At that time, Snowden leaked about 1.7 million top secret documents, the copies of which he got while working for Booz Allen Hamilton, one of the U.S. government's largest military and intelligence contractors. These documents showed secret treaties that existed among governments to transfer metadata and records to the NSA.

According to Rebelion.org, this collection of personal data for surveillance occurred through the introduction of spyware in popular applications such as Angry Birds or Google Maps, the hacking iOS operating systems, the infection of computer networks with malware and the interception of emails from Hotmail, Outlook or Gmail.

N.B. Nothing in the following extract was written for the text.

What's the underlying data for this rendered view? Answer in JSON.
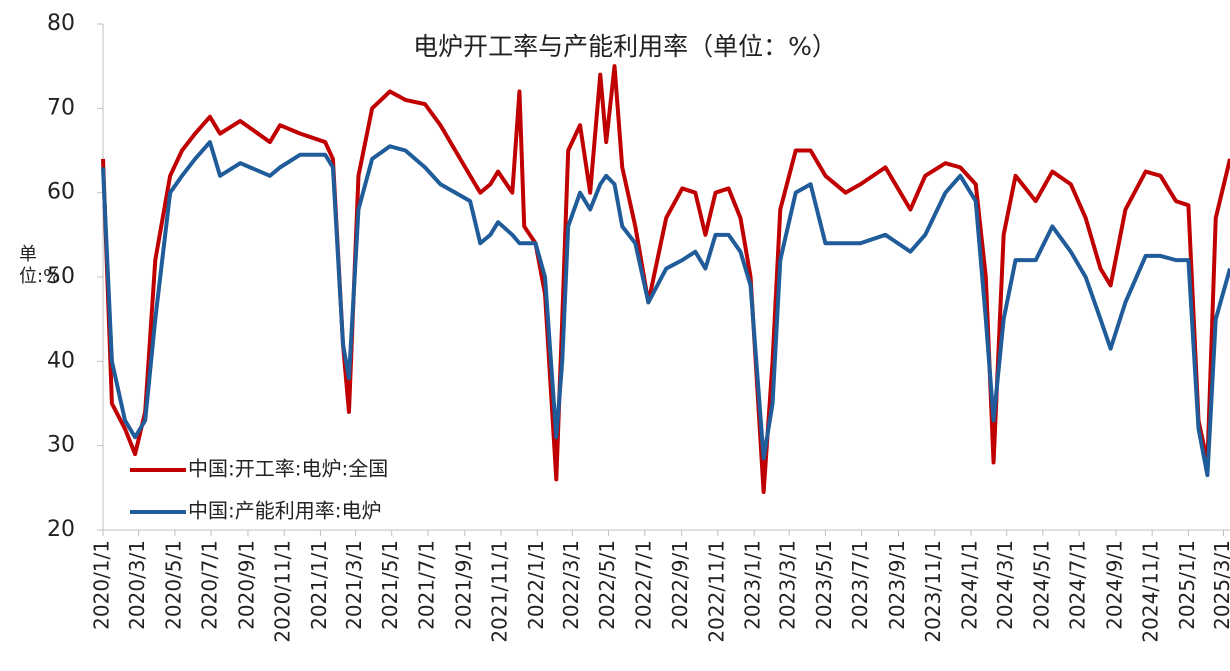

Initially, the White House defended the existence of this surveillance program as "a critical tool" to combat terrorism; however, due to wide-spread public criticism, the U.S. Congress replaced the NSA program with the 2015 Freedom Act.

As result of this new legal framework, since 2017, the NSA no longer had the authority to collect U.S. citizens bulk information, and it was required to obtain a court order on specific targets.

Since the Snowden affair, the control of the big data related to calls and text messages has evolved, however, according to the NYT, the purpose of the monitoring agencies is still to analyze the links that people establish through networks with the aim of finding terrorism suspects.